2.7. Evaluation Metrics

The classification performance of the different machine learning models in the testing stage was compared based on the scores of (a) accuracy (ratio of correct predictions to total number of predictions), (b) F1 score (2*((precision*recall)/(precision+recall))) and (c) area under the receiver operating characteristic (ROC) curve.

2.8. Statistical Analysis

Statistical tests were performed to compare the performance of the machine learning models. One-way Analysis of Variance (ANOVA) test (in RStudio (version 4.1.1)) was used for this comparison based on the evaluation matrices for a statistical significance level of p-value<0.05. Tukey's HSD (honestly significant difference) post-hoc test was used for pair-wise analysis of these models with p-values adjusted for multiple comparisons using the Bonferroni method.

3. Results

3.1. Feature Selection and Comparison

Based on the results of the Mann-Whitney U test comparing the benign and malignant classes, the feature set was narrowed down to 86 that were statistically significant at p ≤0.05. Nine out of these 86 features were identified as the most important by RFE, and included ADC, ratios of FAT21, FAT23, CP (1.4-0.9), CP (2.1-1.4), CP (4.3-4.1) and TGF upper with respect to FAT14, FMETD ratio with respect to WAT47 (1D) and the ratio of FAT21 with respect to FAT54 (1D). The boxplots of these most significant features are shown in Figure 2a for both malignant and benign classes. The values were z-score normalized. Figure 2b shows the correlation heatmap of these features.

3.2. Comparison of Models

Comparative performance of linear SVM, DT-based bagging classifier, random forest, AdaBoost, GradientBoost, XGBoost and CatBoost are shown in Figure 3, Figure 4 and Figure 5. These models were the best performing out of all the models considered in terms of performance metrics. Figure 3 shows the AUC, F1 score, and accuracy of these seven classifiers in the testing stage repeated 100 times with randomized dataset split and model initializations, and Figure 4 shows these scores in the cross-validation stage repeated 50 times. The respective box plots show the median and interquartile range (IQR) of these matrices, along with outliers. Their corresponding mean and standard deviation are listed in Table 2. ROC curves of these different models are shown in Figure 5.

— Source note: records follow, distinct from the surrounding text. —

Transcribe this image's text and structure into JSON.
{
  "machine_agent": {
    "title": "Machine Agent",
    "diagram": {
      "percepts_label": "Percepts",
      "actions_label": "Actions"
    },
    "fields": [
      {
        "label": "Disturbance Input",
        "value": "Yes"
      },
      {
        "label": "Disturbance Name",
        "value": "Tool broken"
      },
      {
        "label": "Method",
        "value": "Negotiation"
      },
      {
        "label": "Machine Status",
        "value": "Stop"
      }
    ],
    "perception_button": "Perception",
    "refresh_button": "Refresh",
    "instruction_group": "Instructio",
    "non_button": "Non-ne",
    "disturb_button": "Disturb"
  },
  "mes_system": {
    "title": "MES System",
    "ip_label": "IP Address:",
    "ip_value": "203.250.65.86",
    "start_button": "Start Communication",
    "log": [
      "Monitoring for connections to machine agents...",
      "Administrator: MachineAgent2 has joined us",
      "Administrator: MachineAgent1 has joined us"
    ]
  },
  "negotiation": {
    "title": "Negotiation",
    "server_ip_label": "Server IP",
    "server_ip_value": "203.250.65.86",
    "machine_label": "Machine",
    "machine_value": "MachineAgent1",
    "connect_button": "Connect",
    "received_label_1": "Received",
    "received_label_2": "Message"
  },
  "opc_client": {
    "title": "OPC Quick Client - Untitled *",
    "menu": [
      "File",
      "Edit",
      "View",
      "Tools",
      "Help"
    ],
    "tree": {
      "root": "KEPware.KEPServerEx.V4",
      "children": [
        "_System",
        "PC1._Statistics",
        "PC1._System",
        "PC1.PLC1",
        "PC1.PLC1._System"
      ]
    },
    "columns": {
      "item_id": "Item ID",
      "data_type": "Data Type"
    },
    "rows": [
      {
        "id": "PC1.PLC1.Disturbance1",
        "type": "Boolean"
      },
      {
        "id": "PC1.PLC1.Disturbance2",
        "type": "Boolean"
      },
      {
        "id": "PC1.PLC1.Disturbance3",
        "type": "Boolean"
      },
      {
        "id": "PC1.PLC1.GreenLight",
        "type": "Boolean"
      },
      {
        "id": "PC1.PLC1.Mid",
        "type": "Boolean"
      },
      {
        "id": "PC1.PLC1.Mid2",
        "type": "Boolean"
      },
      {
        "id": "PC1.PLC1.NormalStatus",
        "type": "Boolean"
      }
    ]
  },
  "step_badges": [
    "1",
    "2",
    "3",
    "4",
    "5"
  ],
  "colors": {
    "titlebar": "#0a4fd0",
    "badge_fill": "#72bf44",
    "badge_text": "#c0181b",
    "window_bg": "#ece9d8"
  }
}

The results of Tukey's HSD post-hoc test following the ANOVA with p-values adjusted for multiple comparisons are shown in Table 3. It shows that the difference between the ensemble models XGboost, GradientBoost, CatBoost and RandonForest were not statistically significant in terms of Accuracy, AUC and F1 scores for the significance at p≤0.05. The feature importance and confusion matrix identified for these four classifiers are shown in Figure 6 and Figure 7, respectively.

3.3. Ablation Study

An ablation study was performed with choline, glycine + myo-Inositol, unsaturation index, and the features from non-water suppressed 1D spectra including water fraction, fat fraction and water-fat ratios. The model performance was also compared with and without ADC in the feature list. While the changes observed in the mean accuracy score over 100 repetitions were less than 1%, the change was positive in the presence of ADC (0.02%), while it was marginally negative in the presence of the additional metabolite ratios (<-0.009%). Boxplots comparing the performance matrices of the ablation study are shown in Figure 8.

4. Discussion

This study showed the feasibility of using metabolite ratios from 5D EP-COSI and ADC values from the DWI data of breast cancer patients to train machine learning models for classifying benign and malignant lesions. While earlier studies have attempted to use lesion characterization using features extracted from the DWI and DCE-MRI data, these models did not use the quantitative measures of metabolite and lipid features which can be obtained with an MRSI examination (48-50). Although variations in water and fat levels can become ambiguous in glandular regions, especially in benign and healthy tissues, various lipid and metabolite ratios are reported to have statistically significant difference between the benign and malignant lesions (42). Building on this fact, our study pursued a detailed analysis of lesion characterization using 5D EP-COSI features in a machine learning framework.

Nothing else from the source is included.